Where Nursery School Meets Loony Bin

As a parent, you realize very quickly that you’re going to have to watch a lot of crap on TV you really don’t want to. At first, it’s because you realize a certain program can calm down a hysterical baby or hasten sleepy-time. (For my kid, that certain program was Predator.)

Eventually, your child will develop his/her own tastes and want to watch the same movie or show over and over and over again. And thanks to DVDs and video on demand, it’s easier than ever before to indulge this OCD. Of course, none of this stuff is meant for your adult eyes/brain, but some of it grates on you more than others.

Like many preschool kids, The Baby went through a Caillou phase, which I believe she has finally outgrown (knock on wood). If you don’t have children, you have probably never seen this show and I suggest you continue to avoid it. Caillou is about a four-year-old bald kid who is an enormous weiner. I can’t think of a better word to describe this kid; “weiner” covers it, with its implication of profound uncoolness.

There’s nothing really wrong with the show in aggregate, but the character of Caillou drives me up the wall. He has a squeaky little kid voice with a pronounced Canadian accident. He is preternaturally well-spoken and well-behaved in a way that no four-year-old has ever been. And everything in the world must revolve around him. If you remember The Kids in the Hall sketches with Bruce McCulloch as Gavin, Caillou is like a slightly younger version of that.

Oh, and Caillou has songs. Almost all little kid shows do, but these songs feel slapped together, both lyrically and musically. Really slapped together. I think they were all written by Garth and Kat.

This clip below is a perfect example. I can’t remember why Caillou is singing about being in a rock and roll band, not that it matters. The song clearly takes longer to listen to than the composer took to write it.

And yet, when I heard this song, it struck a chord. It reminded me of something–not despite its threadbare intellect, but because of it. It rattled at the back of my mind for a while, searching for a connection, until it hit me like a bolt from the blue: It sounds exactly like Wesley Willis’ “Rock and Roll McDonalds”. Don’t believe me? Have a listen.

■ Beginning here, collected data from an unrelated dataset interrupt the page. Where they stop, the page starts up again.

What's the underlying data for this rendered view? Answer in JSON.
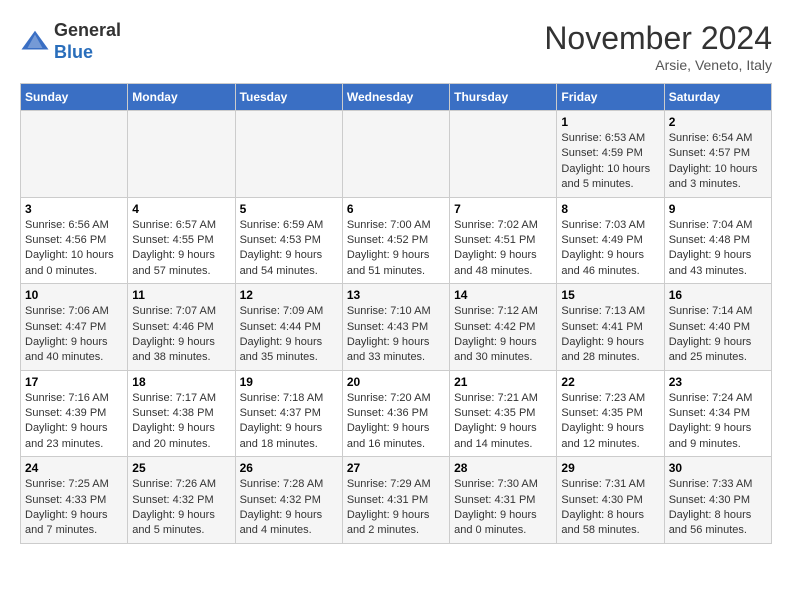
{
  "header": {
    "logo_general": "General",
    "logo_blue": "Blue",
    "month_title": "November 2024",
    "location": "Arsie, Veneto, Italy"
  },
  "columns": [
    "Sunday",
    "Monday",
    "Tuesday",
    "Wednesday",
    "Thursday",
    "Friday",
    "Saturday"
  ],
  "weeks": [
    [
      {
        "day": "",
        "sunrise": "",
        "sunset": "",
        "daylight": ""
      },
      {
        "day": "",
        "sunrise": "",
        "sunset": "",
        "daylight": ""
      },
      {
        "day": "",
        "sunrise": "",
        "sunset": "",
        "daylight": ""
      },
      {
        "day": "",
        "sunrise": "",
        "sunset": "",
        "daylight": ""
      },
      {
        "day": "",
        "sunrise": "",
        "sunset": "",
        "daylight": ""
      },
      {
        "day": "1",
        "sunrise": "Sunrise: 6:53 AM",
        "sunset": "Sunset: 4:59 PM",
        "daylight": "Daylight: 10 hours and 5 minutes."
      },
      {
        "day": "2",
        "sunrise": "Sunrise: 6:54 AM",
        "sunset": "Sunset: 4:57 PM",
        "daylight": "Daylight: 10 hours and 3 minutes."
      }
    ],
    [
      {
        "day": "3",
        "sunrise": "Sunrise: 6:56 AM",
        "sunset": "Sunset: 4:56 PM",
        "daylight": "Daylight: 10 hours and 0 minutes."
      },
      {
        "day": "4",
        "sunrise": "Sunrise: 6:57 AM",
        "sunset": "Sunset: 4:55 PM",
        "daylight": "Daylight: 9 hours and 57 minutes."
      },
      {
        "day": "5",
        "sunrise": "Sunrise: 6:59 AM",
        "sunset": "Sunset: 4:53 PM",
        "daylight": "Daylight: 9 hours and 54 minutes."
      },
      {
        "day": "6",
        "sunrise": "Sunrise: 7:00 AM",
        "sunset": "Sunset: 4:52 PM",
        "daylight": "Daylight: 9 hours and 51 minutes."
      },
      {
        "day": "7",
        "sunrise": "Sunrise: 7:02 AM",
        "sunset": "Sunset: 4:51 PM",
        "daylight": "Daylight: 9 hours and 48 minutes."
      },
      {
        "day": "8",
        "sunrise": "Sunrise: 7:03 AM",
        "sunset": "Sunset: 4:49 PM",
        "daylight": "Daylight: 9 hours and 46 minutes."
      },
      {
        "day": "9",
        "sunrise": "Sunrise: 7:04 AM",
        "sunset": "Sunset: 4:48 PM",
        "daylight": "Daylight: 9 hours and 43 minutes."
      }
    ],
    [
      {
        "day": "10",
        "sunrise": "Sunrise: 7:06 AM",
        "sunset": "Sunset: 4:47 PM",
        "daylight": "Daylight: 9 hours and 40 minutes."
      },
      {
        "day": "11",
        "sunrise": "Sunrise: 7:07 AM",
        "sunset": "Sunset: 4:46 PM",
        "daylight": "Daylight: 9 hours and 38 minutes."
      },
      {
        "day": "12",
        "sunrise": "Sunrise: 7:09 AM",
        "sunset": "Sunset: 4:44 PM",
        "daylight": "Daylight: 9 hours and 35 minutes."
      },
      {
        "day": "13",
        "sunrise": "Sunrise: 7:10 AM",
        "sunset": "Sunset: 4:43 PM",
        "daylight": "Daylight: 9 hours and 33 minutes."
      },
      {
        "day": "14",
        "sunrise": "Sunrise: 7:12 AM",
        "sunset": "Sunset: 4:42 PM",
        "daylight": "Daylight: 9 hours and 30 minutes."
      },
      {
        "day": "15",
        "sunrise": "Sunrise: 7:13 AM",
        "sunset": "Sunset: 4:41 PM",
        "daylight": "Daylight: 9 hours and 28 minutes."
      },
      {
        "day": "16",
        "sunrise": "Sunrise: 7:14 AM",
        "sunset": "Sunset: 4:40 PM",
        "daylight": "Daylight: 9 hours and 25 minutes."
      }
    ],
    [
      {
        "day": "17",
        "sunrise": "Sunrise: 7:16 AM",
        "sunset": "Sunset: 4:39 PM",
        "daylight": "Daylight: 9 hours and 23 minutes."
      },
      {
        "day": "18",
        "sunrise": "Sunrise: 7:17 AM",
        "sunset": "Sunset: 4:38 PM",
        "daylight": "Daylight: 9 hours and 20 minutes."
      },
      {
        "day": "19",
        "sunrise": "Sunrise: 7:18 AM",
        "sunset": "Sunset: 4:37 PM",
        "daylight": "Daylight: 9 hours and 18 minutes."
      },
      {
        "day": "20",
        "sunrise": "Sunrise: 7:20 AM",
        "sunset": "Sunset: 4:36 PM",
        "daylight": "Daylight: 9 hours and 16 minutes."
      },
      {
        "day": "21",
        "sunrise": "Sunrise: 7:21 AM",
        "sunset": "Sunset: 4:35 PM",
        "daylight": "Daylight: 9 hours and 14 minutes."
      },
      {
        "day": "22",
        "sunrise": "Sunrise: 7:23 AM",
        "sunset": "Sunset: 4:35 PM",
        "daylight": "Daylight: 9 hours and 12 minutes."
      },
      {
        "day": "23",
        "sunrise": "Sunrise: 7:24 AM",
        "sunset": "Sunset: 4:34 PM",
        "daylight": "Daylight: 9 hours and 9 minutes."
      }
    ],
    [
      {
        "day": "24",
        "sunrise": "Sunrise: 7:25 AM",
        "sunset": "Sunset: 4:33 PM",
        "daylight": "Daylight: 9 hours and 7 minutes."
      },
      {
        "day": "25",
        "sunrise": "Sunrise: 7:26 AM",
        "sunset": "Sunset: 4:32 PM",
        "daylight": "Daylight: 9 hours and 5 minutes."
      },
      {
        "day": "26",
        "sunrise": "Sunrise: 7:28 AM",
        "sunset": "Sunset: 4:32 PM",
        "daylight": "Daylight: 9 hours and 4 minutes."
      },
      {
        "day": "27",
        "sunrise": "Sunrise: 7:29 AM",
        "sunset": "Sunset: 4:31 PM",
        "daylight": "Daylight: 9 hours and 2 minutes."
      },
      {
        "day": "28",
        "sunrise": "Sunrise: 7:30 AM",
        "sunset": "Sunset: 4:31 PM",
        "daylight": "Daylight: 9 hours and 0 minutes."
      },
      {
        "day": "29",
        "sunrise": "Sunrise: 7:31 AM",
        "sunset": "Sunset: 4:30 PM",
        "daylight": "Daylight: 8 hours and 58 minutes."
      },
      {
        "day": "30",
        "sunrise": "Sunrise: 7:33 AM",
        "sunset": "Sunset: 4:30 PM",
        "daylight": "Daylight: 8 hours and 56 minutes."
      }
    ]
  ]
}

In case you don’t remember or were too young to catch him the first time around, Wesley Willis was a schizophrenic who rose to “fame” in the 1990s thanks to songs he made with Casio keyboard presets, which he used to drive away the “demons in his head” that would take him on “hellrides”. Some of his songs were about how much he loved music, some were about beating up superheroes, and some were obscene rants involving animals.

Of course, since every Wesley Willis song sounds exactly the same, you could say “Caillou’s Rock and Roll Band” resembles any of them. But I think this comparison is more apt than, say, “Eat a Panda’s Ass.”